« When was it ever real ? » La Révolution digitale.
Les gens aiment les belles histoires. Ils aiment se plonger dans un monde pour y faire une expérience et peu importe comment ils le font, comment ils y sont parvenus. — David Lynch
C'est devenu une scène culte : ce moment où Neo, autrement dit Keanu Reeves, héros de la trilogie Matrix (Lana et Andy Wachowski, 1999-2003) est sommé de choisir entre deux pilules, la rouge ou la bleue. Les enjeux semblent clairs. La pilule bleue offre le confort d'une illusion maintenue, celle que Neo partage avec l'humanité toute entière, à quelques exceptions près, de vivre sa propre vie dans un monde perçu comme réel. La pilule rouge promet la lucidité et une vie à repousser des simulacres qui ne cessent en vérité jamais de revenir dès lors qu'ils sont la substance même de la pensée.

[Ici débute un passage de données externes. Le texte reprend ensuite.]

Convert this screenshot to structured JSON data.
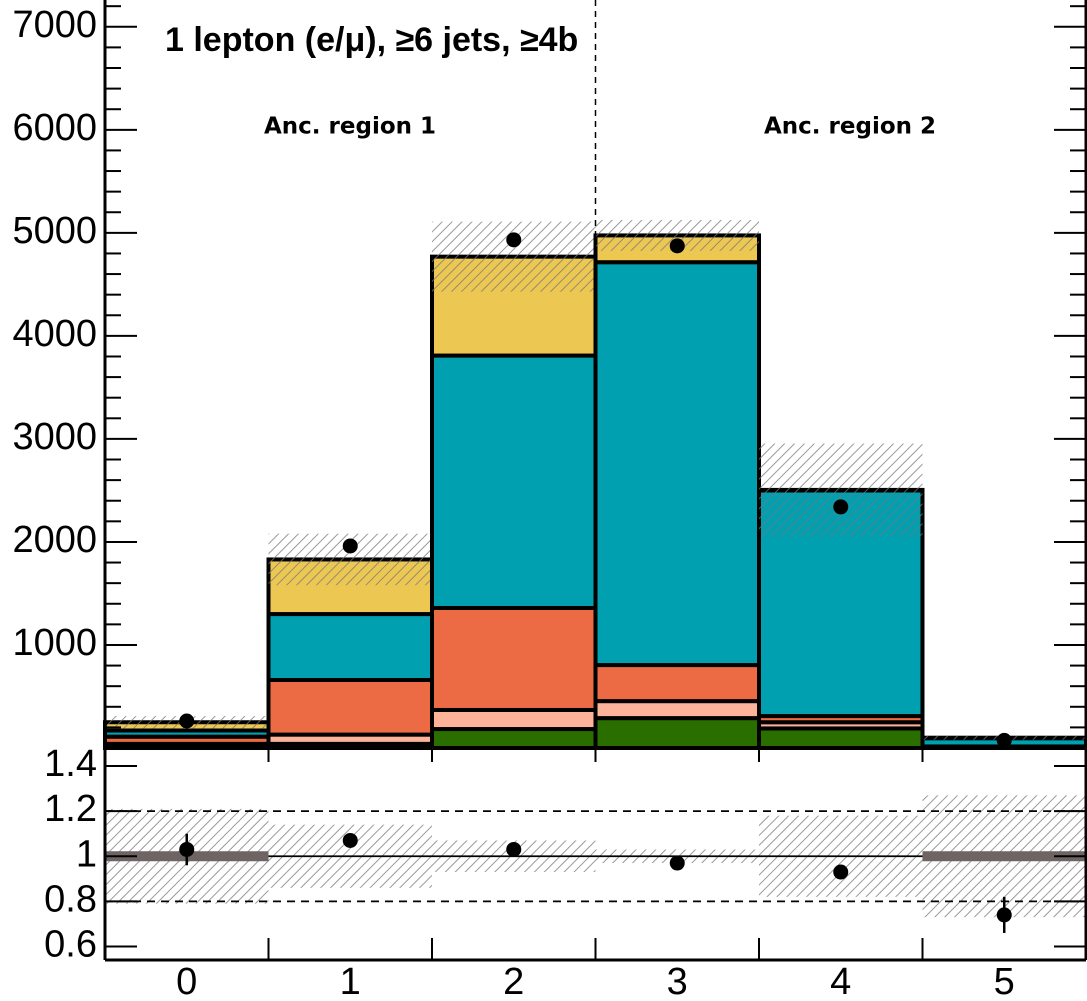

Il faut dire que depuis 2001 l'Odyssée de l'espace (Kubrick, 1968), nombreux sont les films qui, avec Matrix et plus récemment Avatar (James Cameron, 2009) ou la série Westworld (Nolan & Joy, 2016), se proposent de méditer sur les technologies grâce auxquelles ils sont advenus. De façon consciente ou non, le cinéma produit depuis toujours un commentaire abondant sur les avancées qui le concernent. Mais ce n’est pas l'intention de ce documentaire que de recenser ces occurrences pas plus que de parler de style ou de la façon dont une forme peut trahir ou simplement refléter ses propres conditions d'émergence. L'enquête dont Keanu Reeves veut nous faire profiter est bien plus terre-à-terre que cela, et en ce sens, elle s'impose comme référence pour comprendre le cinéma d'aujourd'hui.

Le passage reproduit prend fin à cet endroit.